US military engineers have been assembling a temporary pier for installation on the Gaza coast to unload maritime aid deliveries but the work has been delayed by heavy seas.
"The platform is expected to be ready by the time the ship arrives in order for the aid to be unloaded and distributed to Palestinians in need," Cyprus government spokesperson Yiannis Antoniou said.
US Secretary of State Antony Blinken has said the pier will "significantly increase" the volume of aid reaching Gaza but said it was not a "substitute" for greater land access via Israel.
Hamas called for an end to aid airdrops Thursday after two Palestinians were killed when an aid pallet crashed into a warehouse after its parachute failed to open.
At least 21 people have now been killed in Gaza airdrops by Arab and Western air forces that have gone wrong, according to the Hamas authorities.
Israeli and Hamas negotiating teams left Cairo Thursday after what the Egyptian hosts described as a "two-day round" of indirect negotiations on the terms of a Gaza truce, Egypt's state-linked Al-Qahera News reported.

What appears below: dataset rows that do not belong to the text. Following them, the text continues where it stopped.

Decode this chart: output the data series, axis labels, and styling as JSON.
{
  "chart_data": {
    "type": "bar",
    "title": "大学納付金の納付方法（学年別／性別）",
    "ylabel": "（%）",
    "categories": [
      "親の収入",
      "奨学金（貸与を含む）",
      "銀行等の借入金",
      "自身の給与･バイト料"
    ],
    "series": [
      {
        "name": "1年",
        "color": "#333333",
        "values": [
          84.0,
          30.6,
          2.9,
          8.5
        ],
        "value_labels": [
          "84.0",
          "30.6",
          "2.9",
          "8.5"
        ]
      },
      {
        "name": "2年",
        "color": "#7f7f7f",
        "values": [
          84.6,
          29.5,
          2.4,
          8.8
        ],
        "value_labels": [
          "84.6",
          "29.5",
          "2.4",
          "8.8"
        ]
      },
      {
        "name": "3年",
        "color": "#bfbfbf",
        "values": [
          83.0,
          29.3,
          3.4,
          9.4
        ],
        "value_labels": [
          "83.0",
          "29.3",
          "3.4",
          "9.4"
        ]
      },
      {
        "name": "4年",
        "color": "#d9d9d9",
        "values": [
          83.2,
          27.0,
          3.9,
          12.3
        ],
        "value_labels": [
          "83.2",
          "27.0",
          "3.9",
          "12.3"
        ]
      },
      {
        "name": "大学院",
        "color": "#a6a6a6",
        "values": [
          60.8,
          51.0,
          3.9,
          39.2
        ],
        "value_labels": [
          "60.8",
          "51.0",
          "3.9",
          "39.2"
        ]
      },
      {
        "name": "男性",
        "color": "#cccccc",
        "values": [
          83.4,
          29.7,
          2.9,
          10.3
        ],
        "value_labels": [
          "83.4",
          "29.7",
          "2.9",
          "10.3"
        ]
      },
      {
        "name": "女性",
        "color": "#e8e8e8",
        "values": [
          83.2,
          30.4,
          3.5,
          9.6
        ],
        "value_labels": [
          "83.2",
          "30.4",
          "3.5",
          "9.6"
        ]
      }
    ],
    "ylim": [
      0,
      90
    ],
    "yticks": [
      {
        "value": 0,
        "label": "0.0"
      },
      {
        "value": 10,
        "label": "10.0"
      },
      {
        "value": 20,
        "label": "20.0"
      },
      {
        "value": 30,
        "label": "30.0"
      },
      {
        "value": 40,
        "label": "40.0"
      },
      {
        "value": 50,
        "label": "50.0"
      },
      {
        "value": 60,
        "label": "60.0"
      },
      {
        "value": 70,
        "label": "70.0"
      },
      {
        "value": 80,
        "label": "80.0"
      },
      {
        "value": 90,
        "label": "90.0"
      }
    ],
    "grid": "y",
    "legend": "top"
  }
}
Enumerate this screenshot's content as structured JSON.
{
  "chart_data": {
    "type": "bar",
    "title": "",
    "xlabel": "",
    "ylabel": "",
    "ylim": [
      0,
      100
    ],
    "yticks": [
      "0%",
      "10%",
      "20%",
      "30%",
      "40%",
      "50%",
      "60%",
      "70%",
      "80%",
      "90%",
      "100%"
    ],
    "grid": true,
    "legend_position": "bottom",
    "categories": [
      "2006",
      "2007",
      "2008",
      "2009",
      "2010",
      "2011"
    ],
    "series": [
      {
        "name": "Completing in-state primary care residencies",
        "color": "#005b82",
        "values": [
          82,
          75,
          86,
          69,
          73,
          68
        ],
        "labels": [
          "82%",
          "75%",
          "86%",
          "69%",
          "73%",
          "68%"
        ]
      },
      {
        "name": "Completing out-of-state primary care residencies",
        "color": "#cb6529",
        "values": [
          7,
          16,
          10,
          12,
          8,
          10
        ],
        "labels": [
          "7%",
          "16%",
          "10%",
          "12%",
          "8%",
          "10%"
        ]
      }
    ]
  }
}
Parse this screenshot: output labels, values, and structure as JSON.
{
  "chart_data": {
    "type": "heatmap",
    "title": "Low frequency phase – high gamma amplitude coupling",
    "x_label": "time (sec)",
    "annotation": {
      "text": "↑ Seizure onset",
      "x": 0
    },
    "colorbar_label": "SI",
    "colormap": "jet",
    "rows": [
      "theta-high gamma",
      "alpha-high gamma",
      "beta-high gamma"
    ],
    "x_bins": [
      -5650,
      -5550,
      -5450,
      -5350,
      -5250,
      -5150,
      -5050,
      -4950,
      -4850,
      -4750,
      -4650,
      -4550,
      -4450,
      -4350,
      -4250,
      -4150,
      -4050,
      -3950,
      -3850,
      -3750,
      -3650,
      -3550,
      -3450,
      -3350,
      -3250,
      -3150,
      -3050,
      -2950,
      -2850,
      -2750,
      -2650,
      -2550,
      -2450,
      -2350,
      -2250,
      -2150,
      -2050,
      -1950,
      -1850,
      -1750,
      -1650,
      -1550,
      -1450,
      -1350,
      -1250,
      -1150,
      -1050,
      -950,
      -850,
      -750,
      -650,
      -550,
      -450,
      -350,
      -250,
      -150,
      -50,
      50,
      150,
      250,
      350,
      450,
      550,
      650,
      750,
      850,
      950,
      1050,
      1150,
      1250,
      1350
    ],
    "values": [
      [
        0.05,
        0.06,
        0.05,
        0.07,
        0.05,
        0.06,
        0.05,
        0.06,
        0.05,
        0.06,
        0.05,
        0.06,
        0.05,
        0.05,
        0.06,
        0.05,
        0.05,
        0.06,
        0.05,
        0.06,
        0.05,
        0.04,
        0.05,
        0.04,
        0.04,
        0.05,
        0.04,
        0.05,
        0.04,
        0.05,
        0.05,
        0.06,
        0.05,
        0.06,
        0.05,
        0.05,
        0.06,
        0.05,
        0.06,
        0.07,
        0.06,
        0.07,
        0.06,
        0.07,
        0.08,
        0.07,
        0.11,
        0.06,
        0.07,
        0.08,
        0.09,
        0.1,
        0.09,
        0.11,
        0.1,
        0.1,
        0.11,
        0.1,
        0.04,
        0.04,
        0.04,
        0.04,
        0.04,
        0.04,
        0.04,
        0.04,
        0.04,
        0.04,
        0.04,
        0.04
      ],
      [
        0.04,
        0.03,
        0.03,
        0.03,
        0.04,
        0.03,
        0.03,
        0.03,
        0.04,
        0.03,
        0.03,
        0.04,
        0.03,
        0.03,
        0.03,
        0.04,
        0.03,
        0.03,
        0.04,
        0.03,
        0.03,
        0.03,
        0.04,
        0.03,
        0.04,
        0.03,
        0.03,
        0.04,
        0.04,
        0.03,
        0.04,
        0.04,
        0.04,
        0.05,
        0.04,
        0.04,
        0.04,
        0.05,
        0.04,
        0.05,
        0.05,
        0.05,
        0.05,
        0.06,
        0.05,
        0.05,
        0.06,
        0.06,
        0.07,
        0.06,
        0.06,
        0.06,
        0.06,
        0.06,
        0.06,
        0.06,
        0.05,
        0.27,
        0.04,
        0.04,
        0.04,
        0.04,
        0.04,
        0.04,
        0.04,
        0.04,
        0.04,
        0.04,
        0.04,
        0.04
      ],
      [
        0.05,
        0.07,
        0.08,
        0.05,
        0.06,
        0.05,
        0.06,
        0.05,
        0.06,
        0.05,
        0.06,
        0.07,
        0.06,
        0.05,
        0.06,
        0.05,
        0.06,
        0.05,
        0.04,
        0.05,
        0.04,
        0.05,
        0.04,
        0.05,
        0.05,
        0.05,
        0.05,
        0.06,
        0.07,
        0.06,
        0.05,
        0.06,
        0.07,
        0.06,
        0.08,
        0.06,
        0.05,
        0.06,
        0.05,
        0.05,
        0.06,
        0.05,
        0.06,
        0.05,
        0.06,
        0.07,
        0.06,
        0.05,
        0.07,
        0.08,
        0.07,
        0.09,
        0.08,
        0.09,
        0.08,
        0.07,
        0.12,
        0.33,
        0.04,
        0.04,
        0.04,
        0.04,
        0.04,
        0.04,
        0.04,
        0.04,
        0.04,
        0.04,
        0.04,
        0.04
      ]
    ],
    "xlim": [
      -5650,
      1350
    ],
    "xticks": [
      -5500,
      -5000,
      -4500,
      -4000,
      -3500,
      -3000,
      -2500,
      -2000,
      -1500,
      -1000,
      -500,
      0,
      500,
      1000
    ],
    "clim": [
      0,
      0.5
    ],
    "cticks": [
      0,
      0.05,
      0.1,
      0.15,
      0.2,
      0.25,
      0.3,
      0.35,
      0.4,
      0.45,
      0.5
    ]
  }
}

Efforts by Egyptian, Qatari and US mediators "are ongoing to bring the two sides' points of view closer," the outlet said, citing a high-level Egyptian source.
The talks had begun with some optimism after Hamas announced it had accepted a draft truce plan put to it by Egyptian and Qatari mediators but Israel said the draft was "far" from what it had agreed and there were no further reports of any breakthroughs.
At a makeshift refugee camp in Rafah, Mazen al-Shami said she was fed up.
"We have no money and we don't have the means to move from one place to another again and again. We have no means at all," Shami said.